Third Person Shooter
  • The first Oddworld games — the 2-D Abe's games — are considered the best by fans of the series. Not only did the transition to 3-D affect the quality of gameplay, due to such things as an inability to see the entire environment, the dark tone of the first two games was lightened in the storyline of Munch's Oddysee, making it "not as good as before". The apparent solution was a Genre Shift, with a First-Person Shooter (Stranger's Wrath) and an eternally delayed Real Time Strategy (The Hand of Odd), but not long after, Oddworld Inhabitants left the game industry.

Turn Based Strategy
  • Worms 3D is a great example of this trope. New dimension adds only frustration and makes the game look worse (nice sprites vs. bad, low-polygon models).
    • That Hogs Of War had come out some time earlier, adding a bunch of stuff to the formula besides the extra axis of movement and getting Rik Mayall to provide most of the voice-acting, cannot have helped either.

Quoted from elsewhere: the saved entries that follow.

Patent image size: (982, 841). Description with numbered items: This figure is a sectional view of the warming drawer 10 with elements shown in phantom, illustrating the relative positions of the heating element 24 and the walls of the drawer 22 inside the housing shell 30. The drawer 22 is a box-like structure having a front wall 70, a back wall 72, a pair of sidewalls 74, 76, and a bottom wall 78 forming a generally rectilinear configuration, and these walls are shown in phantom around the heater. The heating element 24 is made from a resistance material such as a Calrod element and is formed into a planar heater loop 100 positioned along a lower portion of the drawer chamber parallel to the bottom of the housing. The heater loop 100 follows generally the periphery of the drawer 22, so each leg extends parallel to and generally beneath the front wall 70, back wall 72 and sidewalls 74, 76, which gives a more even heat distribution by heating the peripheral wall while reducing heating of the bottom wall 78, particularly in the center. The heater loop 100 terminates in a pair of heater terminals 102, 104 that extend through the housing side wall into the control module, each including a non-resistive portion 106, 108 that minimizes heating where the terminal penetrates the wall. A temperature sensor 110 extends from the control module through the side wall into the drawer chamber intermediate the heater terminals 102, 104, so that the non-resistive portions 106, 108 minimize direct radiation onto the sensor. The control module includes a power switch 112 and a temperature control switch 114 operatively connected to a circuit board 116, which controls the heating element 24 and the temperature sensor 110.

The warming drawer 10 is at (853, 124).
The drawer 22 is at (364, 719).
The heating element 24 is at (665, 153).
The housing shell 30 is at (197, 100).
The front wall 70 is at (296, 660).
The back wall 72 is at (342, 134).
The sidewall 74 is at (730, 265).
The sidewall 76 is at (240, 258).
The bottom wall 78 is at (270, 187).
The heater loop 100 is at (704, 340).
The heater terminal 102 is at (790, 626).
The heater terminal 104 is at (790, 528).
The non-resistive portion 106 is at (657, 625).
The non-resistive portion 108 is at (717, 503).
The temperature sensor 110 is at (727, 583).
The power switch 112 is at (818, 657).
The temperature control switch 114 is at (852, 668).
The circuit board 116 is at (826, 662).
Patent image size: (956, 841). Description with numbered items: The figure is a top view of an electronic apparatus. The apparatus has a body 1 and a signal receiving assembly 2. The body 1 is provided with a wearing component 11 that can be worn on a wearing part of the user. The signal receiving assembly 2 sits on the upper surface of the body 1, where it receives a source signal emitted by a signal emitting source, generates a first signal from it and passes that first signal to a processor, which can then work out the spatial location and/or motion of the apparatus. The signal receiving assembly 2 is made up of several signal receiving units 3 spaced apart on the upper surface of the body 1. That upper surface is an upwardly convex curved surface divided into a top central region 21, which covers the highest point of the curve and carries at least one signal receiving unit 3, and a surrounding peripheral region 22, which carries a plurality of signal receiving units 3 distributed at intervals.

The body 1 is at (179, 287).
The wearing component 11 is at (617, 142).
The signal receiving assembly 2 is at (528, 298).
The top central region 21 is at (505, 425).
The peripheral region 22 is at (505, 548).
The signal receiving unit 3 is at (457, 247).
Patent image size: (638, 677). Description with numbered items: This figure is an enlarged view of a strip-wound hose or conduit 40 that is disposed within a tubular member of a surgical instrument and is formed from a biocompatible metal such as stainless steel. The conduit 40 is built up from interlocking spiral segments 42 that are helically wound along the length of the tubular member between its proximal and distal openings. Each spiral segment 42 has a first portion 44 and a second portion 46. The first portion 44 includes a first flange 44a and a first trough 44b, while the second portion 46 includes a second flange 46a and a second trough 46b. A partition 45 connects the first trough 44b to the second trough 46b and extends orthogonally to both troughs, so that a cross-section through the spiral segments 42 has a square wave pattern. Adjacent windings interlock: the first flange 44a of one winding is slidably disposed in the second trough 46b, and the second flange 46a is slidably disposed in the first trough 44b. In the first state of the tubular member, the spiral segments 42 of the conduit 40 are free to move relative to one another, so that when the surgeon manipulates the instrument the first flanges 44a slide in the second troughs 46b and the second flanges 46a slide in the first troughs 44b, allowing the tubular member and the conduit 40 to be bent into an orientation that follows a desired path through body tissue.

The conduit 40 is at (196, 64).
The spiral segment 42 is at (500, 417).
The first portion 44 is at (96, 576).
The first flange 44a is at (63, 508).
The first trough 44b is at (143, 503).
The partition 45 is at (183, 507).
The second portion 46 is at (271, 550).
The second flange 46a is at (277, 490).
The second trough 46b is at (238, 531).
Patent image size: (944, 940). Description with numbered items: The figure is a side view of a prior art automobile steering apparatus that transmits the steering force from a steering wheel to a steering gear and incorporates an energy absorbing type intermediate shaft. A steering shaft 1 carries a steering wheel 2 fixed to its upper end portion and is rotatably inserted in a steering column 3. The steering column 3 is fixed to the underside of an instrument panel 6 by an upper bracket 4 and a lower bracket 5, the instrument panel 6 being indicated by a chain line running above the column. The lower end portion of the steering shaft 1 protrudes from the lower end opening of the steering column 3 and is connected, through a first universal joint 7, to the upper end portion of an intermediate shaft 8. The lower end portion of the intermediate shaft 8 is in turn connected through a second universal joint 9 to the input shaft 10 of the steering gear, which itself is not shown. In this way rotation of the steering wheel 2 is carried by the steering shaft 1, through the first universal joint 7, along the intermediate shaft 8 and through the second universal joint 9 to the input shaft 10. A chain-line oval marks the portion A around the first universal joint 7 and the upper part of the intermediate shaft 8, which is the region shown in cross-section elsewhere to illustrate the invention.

    • To their credit the developers did address most of the key issues in Worms 4. However, the damage had already been done by the previous game and Worms 4 flopped so badly that it nearly bankrupted the developer. After that, Team 17 promised that no matter how powerful consoles or computers got, there would never, ever be another 3D Worms game (although they have also admitted that they're still experimenting with 3D internally, just in case they come up with a set of working mechanics, but it's extremely unlikely to ever be turned into an actual product).
      • After the success of Reloaded, they published Worms Mayhem, an Updated Rerelease of 3D and 4 bundled together. It has to be seen if they have really managed to rework the mechanics, or if they're just scraping the bottom of the barrel (around the same time, they have published a Worms minigolf game).
  • Scorched Earth was a fun, easy to play 2D artillery combat game. Freeware sequel Scorched 3D added the third dimension, making gameplay a whole lot harder and more frustrating.